Screener Qualifications
This test should be performed only by trained health care personnel, such as ophthalmic or optometric staff or nurses.
Procedure
- Dim the room lights.
- Instruct the child to look at the largest figure on the eye chart across the room or another large target that keeps the attention of the child away from the light.
- Observe the size and shape of the pupils (they should be round and equal in size).
- Turn on the penlight and shine it directly into the child's right eye at a distance of approximately 3 inches from the eye.
- Observe the pupil size quickly decrease (constrict) in both eyes.
- Move the penlight away from the eyes.
- Observe the increased size of both pupils (dilate) after the penlight is moved away.
- Shine the penlight directly into the child's left eye at a distance of approximately 3 inches from the eye.
- Observe the pupil size quickly decrease (constrict) in both eyes.
- Shine the penlight into the right eye and observe the pupil size (it should stay small).
- In a smooth motion, swing the penlight (still on) to the left eye and observe the pupil size (it should stay small).
- Repeat the swinging motion between the two eyes 2 or 3 times.
PASS
- Pupils dilate (get larger) when room light is dimmed.
- Pupils are round and equal in size, in both bright and dim light.
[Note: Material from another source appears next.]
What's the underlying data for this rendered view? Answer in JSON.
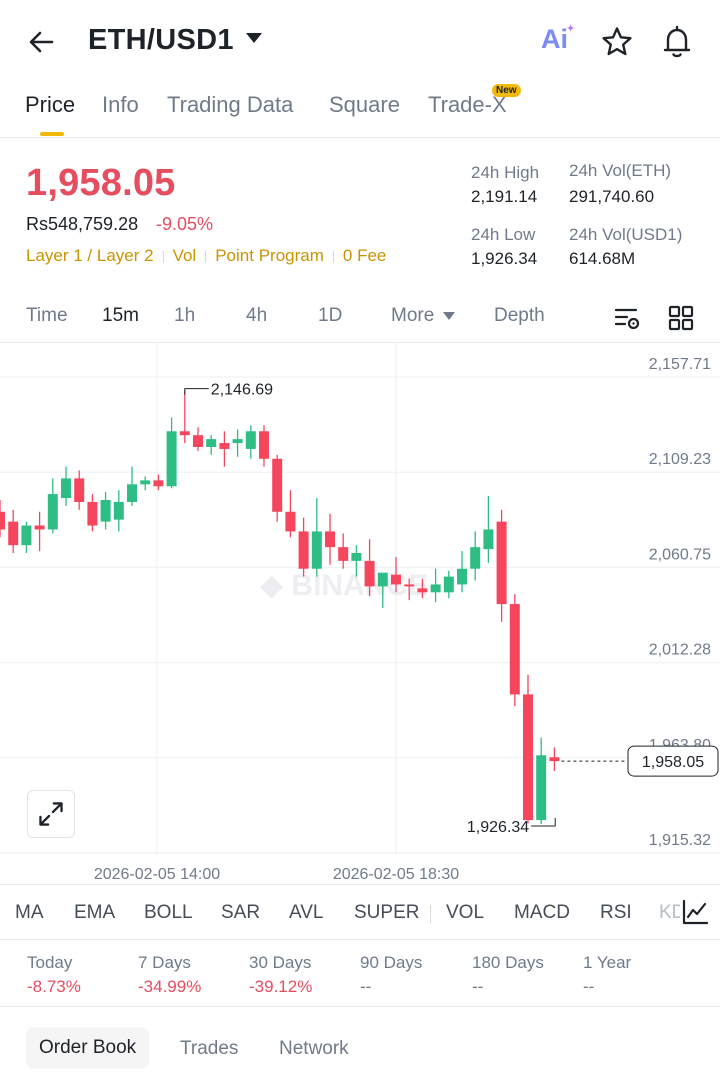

- Pupils quickly and symmetrically constrict to a bright light directed into either of the eyes and when the bright light swings between the two eyes.
REFER
- Unequal or sluggish response to light.
- Pupils unequal in size or not round.
Retinal (Red Light) Reflex
Download: Retinal (Red Light) Reflex (PDF)
Ages
Post newborn through 20 years.
Purpose
To check for abnormalities that block light flow within the eye by observing the reflected light from the retina, which is red in color.
Description
Check for symmetrical and equal intensity reflexes from the retina with an ophthalmoscope light.
Equipment
Ophthalmoscope.
Screener Qualifications
This test should be performed only by trained health care personnel, such as ophthalmic or optometric staff or nurses.
Facilities
Lower light level/ darkened room with a minimum number of light sources (windows, etc.).
Procedure
- With the ophthalmoscope positioned in front of your eye, focus the light on the palm of your hand, which should be positioned about 18 inches away from your eye.
- Make sure the lens is focused so you can see the lines of your palm clearly.
- Once the ophthalmoscope is properly focused, project the light into both eyes of the child at the same time, from a distance of 18 inches.
- Looking through the ophthalmoscope, you should observe a glow in both pupils simultaneously.
- Note whether this glow is the same intensity in both eyes or not.
PASS
Retinal reflexes are equal in symmetry of pattern, color and intensity.
REFER
A reflex that is asymmetric (one eye with a brighter reflex than the other), has dark spots or has an obviously decreased reflex.
In the presence of a leukocoria, one or both pupils may appear white instead of the normal red color expected, an immediate referral is required.